Government find themselves still mired in a swamp that won’t drain

High Court action is further evidence that Alan Shatter is not afraid of a fight

Former minister for justice Alan Shatter in the  Dáil  on June 19th where he described the Guerin report as  a kangaroo court.

Former minister for justice Alan Shatter in the Dáil on June 19th where he described the Guerin report as a kangaroo court.


A few weeks ago, in the aftermath of the Cabinet reshuffle, a senior Government figure privately asked why Alan Shatter just wouldn’t go away.

The frustration arose from Shatter’s two speeches in the Dáil since he resigned as minister for justice in May. On both occasions he attacked the Guerin report into the allegations of Garda misconduct made by whistleblower Sgt Maurice McCabe, which led to Shatter’s downfall.

The report said he had failed in his ministerial duties to investigate complaints made by McCabe, and it also led to the independent report into the Department of Justice itself, which claimed yet another head in the justice sector this week when Brian Purcell, the department’s secretary general, announced he was standing aside.

In his first Dáil speech in June, Shatter likened the inquiries and reporting of Seán Guerin SC to “kangaroo courts” and said his final report was “hastily and prematurely completed”.

He was scathing of the fact that Guerin had not interviewed him before making his findings and publishing his report.

Then, on the morning of the reshuffle earlier this month, he said Guerin had failed to “comply with basic fair procedures, constitutional justice and natural justice”.

Human rights perspective

He also said both Government and Opposition had chosen to ignore his earlier speech and he invited “the Human Rights and Equality Commission, who have very prominent members, to now have a look, from a human rights perspective”, at how the Guerin report had been dealt with.

His successor, Frances Fitzgerald, had to sit in the Dáil chamber and listen to the criticisms, leading to wishes at the top of Government that Shatter would just go away.

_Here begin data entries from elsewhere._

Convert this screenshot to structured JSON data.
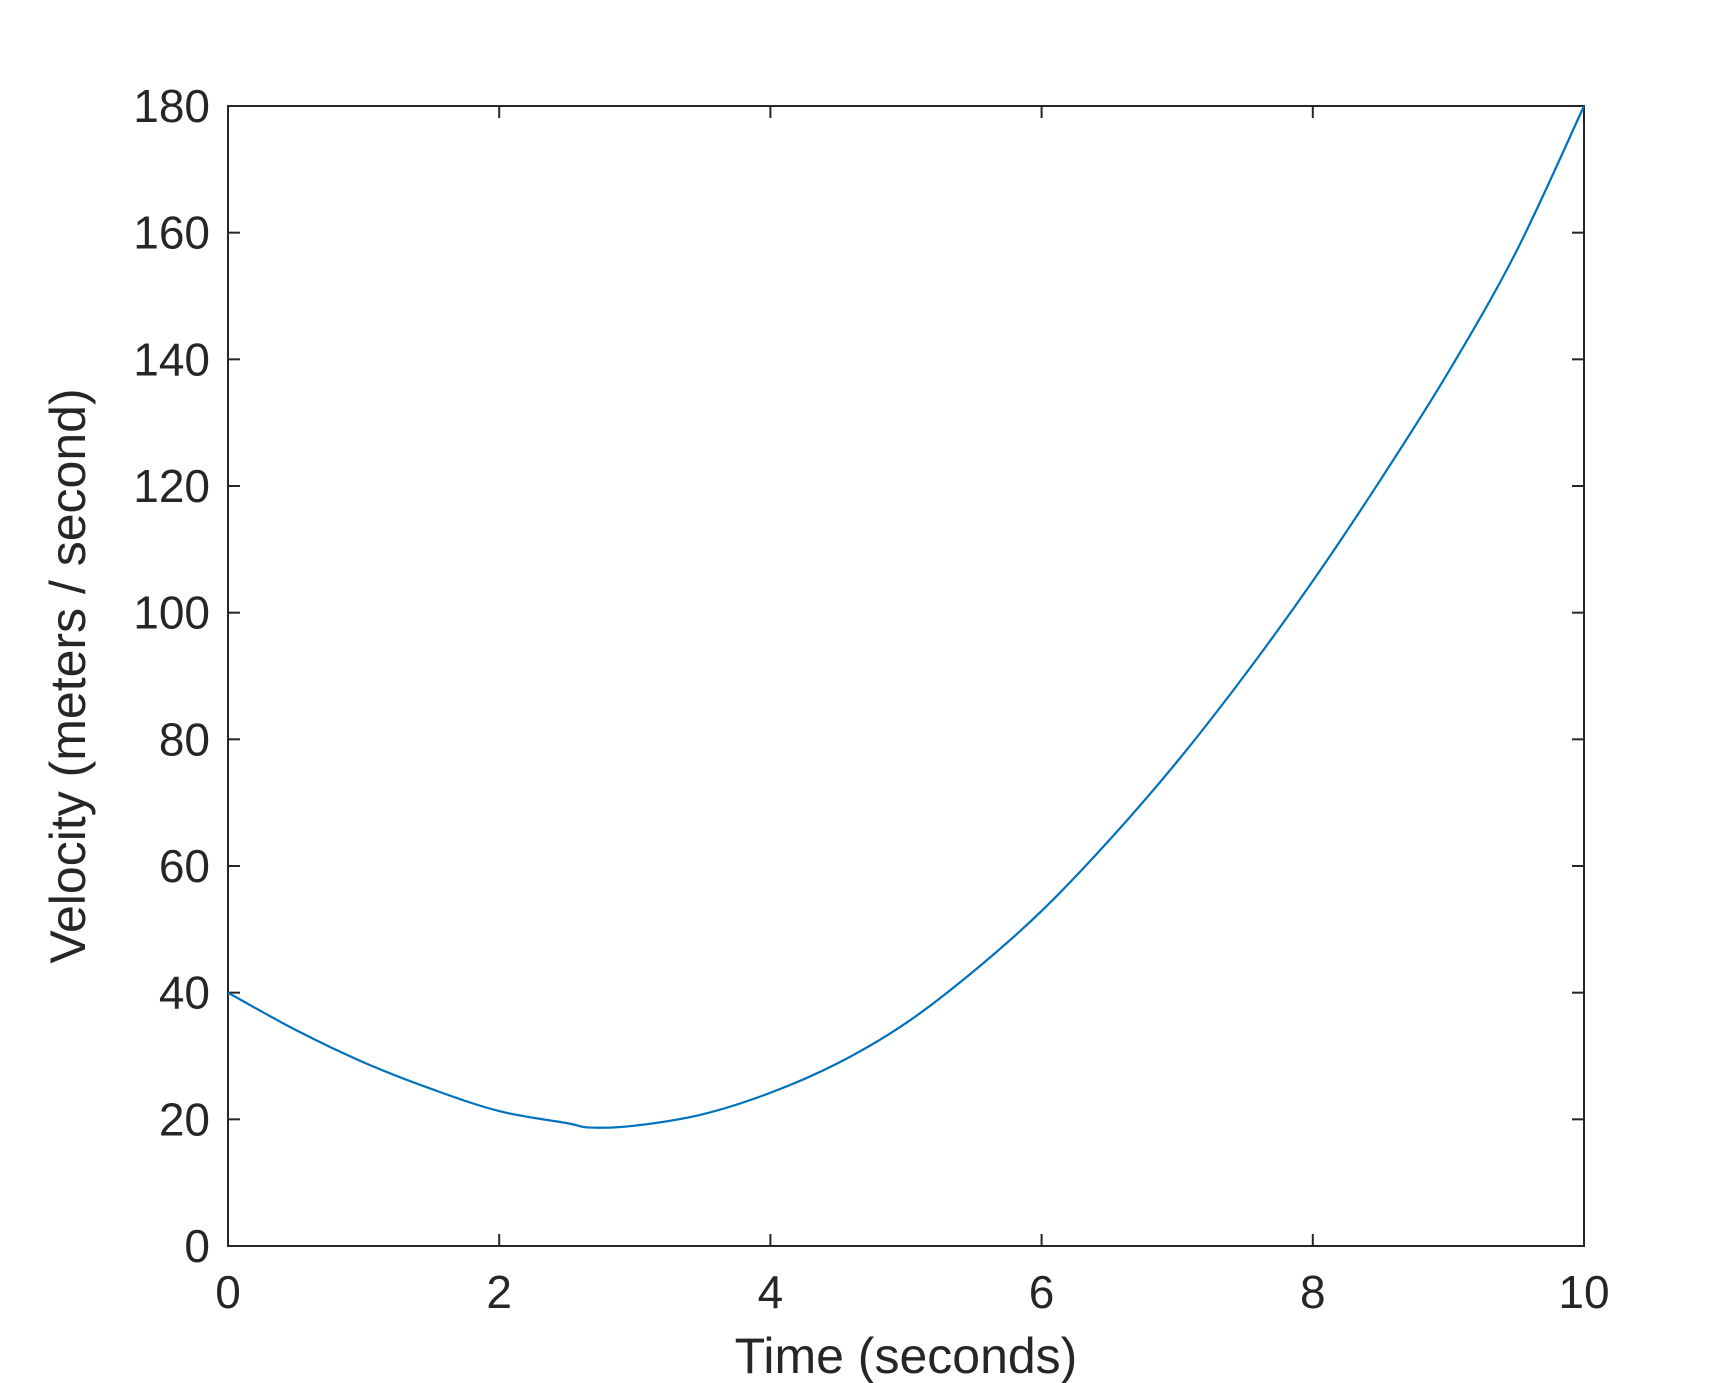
{
  "chart_data": {
    "type": "line",
    "title": "",
    "xlabel": "Time (seconds)",
    "ylabel": "Velocity (meters / second)",
    "xlim": [
      0,
      10
    ],
    "ylim": [
      0,
      180
    ],
    "xticks": [
      0,
      2,
      4,
      6,
      8,
      10
    ],
    "yticks": [
      0,
      20,
      40,
      60,
      80,
      100,
      120,
      140,
      160,
      180
    ],
    "xtick_labels": [
      "0",
      "2",
      "4",
      "6",
      "8",
      "10"
    ],
    "ytick_labels": [
      "0",
      "20",
      "40",
      "60",
      "80",
      "100",
      "120",
      "140",
      "160",
      "180"
    ],
    "grid": false,
    "box": true,
    "series": [
      {
        "color": "#0072BD",
        "x": [
          0,
          0.5,
          1,
          1.5,
          2,
          2.5,
          2.67,
          3,
          3.5,
          4,
          4.5,
          5,
          5.5,
          6,
          6.5,
          7,
          7.5,
          8,
          8.5,
          9,
          9.5,
          10
        ],
        "y": [
          40,
          34.1,
          29.0,
          24.8,
          21.3,
          19.4,
          18.7,
          19.0,
          20.8,
          24.2,
          28.9,
          35.2,
          43.4,
          52.9,
          64.1,
          76.5,
          90.2,
          105.0,
          121.0,
          138.0,
          157.0,
          180
        ]
      }
    ]
  }
}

The speech largely got lost in the hectic activity of reshuffle day, but it didn’t go unnoticed at the top.

Both speeches contained arguments similar to those outlined to the High Court, and were a taster of what was to follow. Yet Shatter threw another bone of contention on the record yesterday.

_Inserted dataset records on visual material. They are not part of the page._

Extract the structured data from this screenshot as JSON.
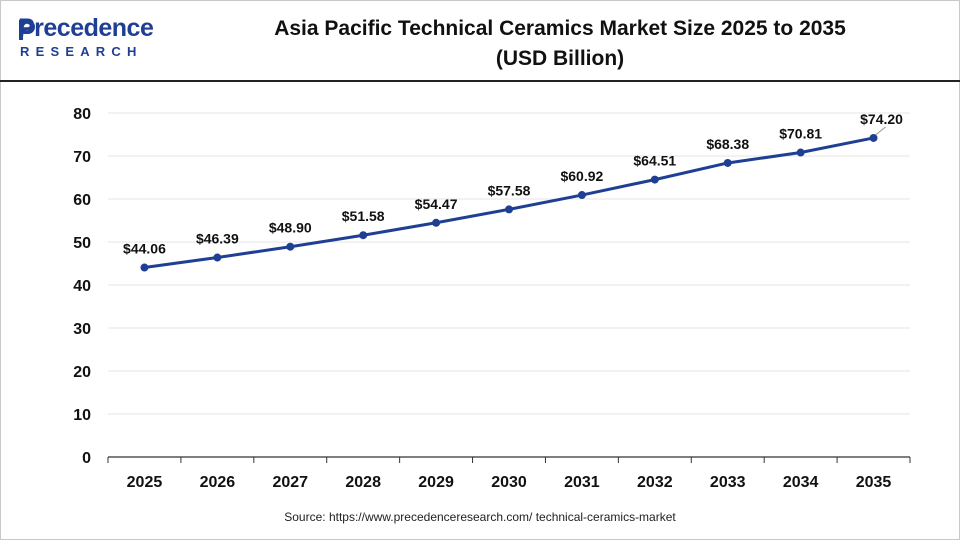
{
  "header": {
    "logo_brand": "Precedence",
    "logo_sub": "RESEARCH",
    "title_line1": "Asia Pacific Technical Ceramics Market Size 2025 to 2035",
    "title_line2": "(USD Billion)"
  },
  "source": "Source: https://www.precedenceresearch.com/ technical-ceramics-market",
  "colors": {
    "brand": "#1f3f94",
    "line": "#1f3f94",
    "grid": "#e6e6e6",
    "axis": "#333333"
  },
  "icons": {
    "logo_mark": "precedence-logo-icon"
  },
  "chart_data": {
    "type": "line",
    "categories": [
      "2025",
      "2026",
      "2027",
      "2028",
      "2029",
      "2030",
      "2031",
      "2032",
      "2033",
      "2034",
      "2035"
    ],
    "series": [
      {
        "values": [
          44.06,
          46.39,
          48.9,
          51.58,
          54.47,
          57.58,
          60.92,
          64.51,
          68.38,
          70.81,
          74.2
        ],
        "labels": [
          "$44.06",
          "$46.39",
          "$48.90",
          "$51.58",
          "$54.47",
          "$57.58",
          "$60.92",
          "$64.51",
          "$68.38",
          "$70.81",
          "$74.20"
        ]
      }
    ],
    "yticks": [
      "0",
      "10",
      "20",
      "30",
      "40",
      "50",
      "60",
      "70",
      "80"
    ],
    "ylim": [
      0,
      80
    ],
    "grid": true,
    "legend": false,
    "title": "Asia Pacific Technical Ceramics Market Size 2025 to 2035 (USD Billion)",
    "xlabel": "",
    "ylabel": ""
  }
}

He alleges Guerin’s membership, while preparing his report, of a Bar Council committee that criticised aspects of the Legal Services Bill, is among factors giving rise to a reasonable apprehension of bias. Shatter stresses he is not alleging actual bias.

“Until my resignation as Minister on May 7th, 2014, I was singularly associated with progressing this Bill through the legislature,” Shatter’s affidavit said.

He also expressed concern that Guerin’s findings would affect the commission of investigation established to examine the McCabe allegations.

Hurt evident

The hurt caused by his resignation from a position he relished was also evident in the affidavit, as was acknowledgment that his career at the peak of politics is now over.

“I believe that the drawing of the conclusions and the procedure adopted in reaching the conclusions has caused me severe reputational harm, both in my capacity as a public official and in my capacity as a lawyer and in the context of any position I may wish to take up in the future. In the political context, the damage suffered by me I believe to be both severe and irreversible.”

Fitzgerald has attempted to deal speedily with the controversial issues left behind by Shatter.

With the publication of the independent report into the Department of Justice earlier this week, and the moving aside of Purcell, she could have expected to have drained the swamp by the end of the year, once a new secretary general and Garda commissioner were in place.

But Shatter’s High Court action – further evidence that he is not afraid of a fight when he feels it is warranted – has the potential to cast a shadow for even longer.

His former colleagues in Government may have hoped he would go away, but wishing and hoping doesn’t make something happen, especially when Alan Shatter is involved.